Les agents d’intelligence artificielle sont-ils condamnés à évoluer dans des écosystèmes fermés, cloisonnés par les géants du secteur ? À l’heure où l’IA ne se limite plus aux simples chatbots, mais commence à interagir et à exécuter des actions concrètes, la question de l’ouverture et de l’interopérabilité des systèmes devient cruciale. Face au risque d’une fragmentation du secteur, le lancement de la Agentic AI Foundation (AAIF) par la Linux Foundation marque-t-il un tournant, ou s’agit-il d’une simple façade médiatique ?

Quels enjeux se cachent derrière la création de cette nouvelle fondation ? Appuyée par de gros calibres tels qu’Anthropic, Block, et OpenAI — tous prêts à verser leurs propres protocoles et outils open source dans le pot commun — l’AAIF ambitionne d’être le garant de standards ouverts pour les « AI agents ». Y parviendra-t-elle alors que chaque acteur a ses propres intérêts stratégiques ?

Les contributions sont loin d’être anodines : Anthropic offre le MCP (Model Context Protocol) pour connecter modèles et agents à données et outils, Block mise sur Goose — son framework maison — tandis qu’OpenAI propose AGENTS.md, un guide pour encadrer le comportement des agents. À ces soutiens s’ajoutent AWS, Google ou Bloomberg, preuve que l’industrie veut s’accorder sur des bases communes pour éviter la prolifération de solutions incompatibles et fermées.

L’industrie cherche-t-elle à imposer une véritable interopérabilité ou à fédérer sous couvert d’ouverture des protocoles maison ?

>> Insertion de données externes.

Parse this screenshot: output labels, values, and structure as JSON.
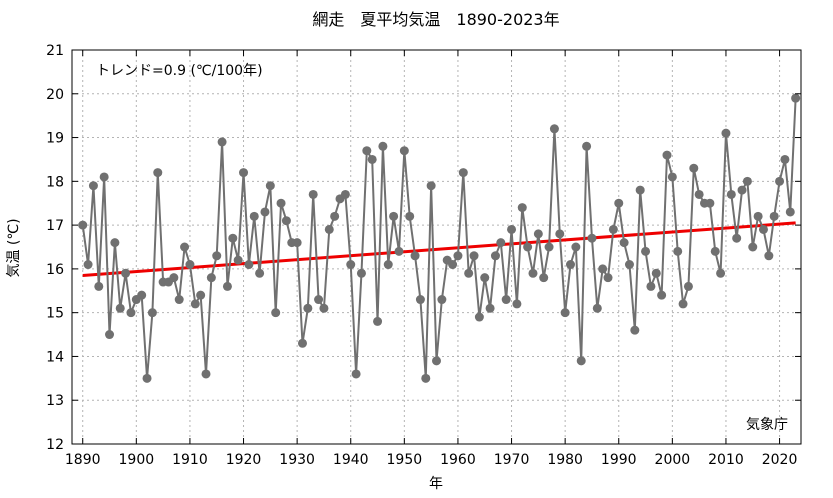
{
  "chart_data": {
    "type": "line",
    "title": "網走　夏平均気温　1890-2023年",
    "xlabel": "年",
    "ylabel": "気温 (℃)",
    "xlim": [
      1888,
      2024
    ],
    "ylim": [
      12,
      21
    ],
    "x_ticks": [
      "1890",
      "1900",
      "1910",
      "1920",
      "1930",
      "1940",
      "1950",
      "1960",
      "1970",
      "1980",
      "1990",
      "2000",
      "2010",
      "2020"
    ],
    "y_ticks": [
      "12",
      "13",
      "14",
      "15",
      "16",
      "17",
      "18",
      "19",
      "20",
      "21"
    ],
    "grid": true,
    "colors": {
      "series": "#707070",
      "trend": "#ee0000"
    },
    "annotations": {
      "trend_text": "トレンド=0.9 (℃/100年)",
      "source": "気象庁"
    },
    "trend": {
      "x": [
        1890,
        2023
      ],
      "y": [
        15.85,
        17.05
      ]
    },
    "x": [
      1890,
      1891,
      1892,
      1893,
      1894,
      1895,
      1896,
      1897,
      1898,
      1899,
      1900,
      1901,
      1902,
      1903,
      1904,
      1905,
      1906,
      1907,
      1908,
      1909,
      1910,
      1911,
      1912,
      1913,
      1914,
      1915,
      1916,
      1917,
      1918,
      1919,
      1920,
      1921,
      1922,
      1923,
      1924,
      1925,
      1926,
      1927,
      1928,
      1929,
      1930,
      1931,
      1932,
      1933,
      1934,
      1935,
      1936,
      1937,
      1938,
      1939,
      1940,
      1941,
      1942,
      1943,
      1944,
      1945,
      1946,
      1947,
      1948,
      1949,
      1950,
      1951,
      1952,
      1953,
      1954,
      1955,
      1956,
      1957,
      1958,
      1959,
      1960,
      1961,
      1962,
      1963,
      1964,
      1965,
      1966,
      1967,
      1968,
      1969,
      1970,
      1971,
      1972,
      1973,
      1974,
      1975,
      1976,
      1977,
      1978,
      1979,
      1980,
      1981,
      1982,
      1983,
      1984,
      1985,
      1986,
      1987,
      1988,
      1989,
      1990,
      1991,
      1992,
      1993,
      1994,
      1995,
      1996,
      1997,
      1998,
      1999,
      2000,
      2001,
      2002,
      2003,
      2004,
      2005,
      2006,
      2007,
      2008,
      2009,
      2010,
      2011,
      2012,
      2013,
      2014,
      2015,
      2016,
      2017,
      2018,
      2019,
      2020,
      2021,
      2022,
      2023
    ],
    "y": [
      17.0,
      16.1,
      17.9,
      15.6,
      18.1,
      14.5,
      16.6,
      15.1,
      15.9,
      15.0,
      15.3,
      15.4,
      13.5,
      15.0,
      18.2,
      15.7,
      15.7,
      15.8,
      15.3,
      16.5,
      16.1,
      15.2,
      15.4,
      13.6,
      15.8,
      16.3,
      18.9,
      15.6,
      16.7,
      16.2,
      18.2,
      16.1,
      17.2,
      15.9,
      17.3,
      17.9,
      15.0,
      17.5,
      17.1,
      16.6,
      16.6,
      14.3,
      15.1,
      17.7,
      15.3,
      15.1,
      16.9,
      17.2,
      17.6,
      17.7,
      16.1,
      13.6,
      15.9,
      18.7,
      18.5,
      14.8,
      18.8,
      16.1,
      17.2,
      16.4,
      18.7,
      17.2,
      16.3,
      15.3,
      13.5,
      17.9,
      13.9,
      15.3,
      16.2,
      16.1,
      16.3,
      18.2,
      15.9,
      16.3,
      14.9,
      15.8,
      15.1,
      16.3,
      16.6,
      15.3,
      16.9,
      15.2,
      17.4,
      16.5,
      15.9,
      16.8,
      15.8,
      16.5,
      19.2,
      16.8,
      15.0,
      16.1,
      16.5,
      13.9,
      18.8,
      16.7,
      15.1,
      16.0,
      15.8,
      16.9,
      17.5,
      16.6,
      16.1,
      14.6,
      17.8,
      16.4,
      15.6,
      15.9,
      15.4,
      18.6,
      18.1,
      16.4,
      15.2,
      15.6,
      18.3,
      17.7,
      17.5,
      17.5,
      16.4,
      15.9,
      19.1,
      17.7,
      16.7,
      17.8,
      18.0,
      16.5,
      17.2,
      16.9,
      16.3,
      17.2,
      18.0,
      18.5,
      17.3,
      19.9
    ]
  }
}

Mais qui contrôle vraiment ces protocoles une fois intégrés à l’AAIF ? La Linux Foundation martèle que l’objectif est clair : empêcher que la prochaine génération d’IA ne soit appropriée par une poignée de plateformes propriétaires. “Tout ramener à un système unique, où chaque fournisseur doit réinventer la roue, est voué à l’échec”, insiste Nick Cooper d’OpenAI. Pourtant, la gouvernance technique reste entre les mains d’un comité, loin de l’influence directe des donateurs… du moins officiellement.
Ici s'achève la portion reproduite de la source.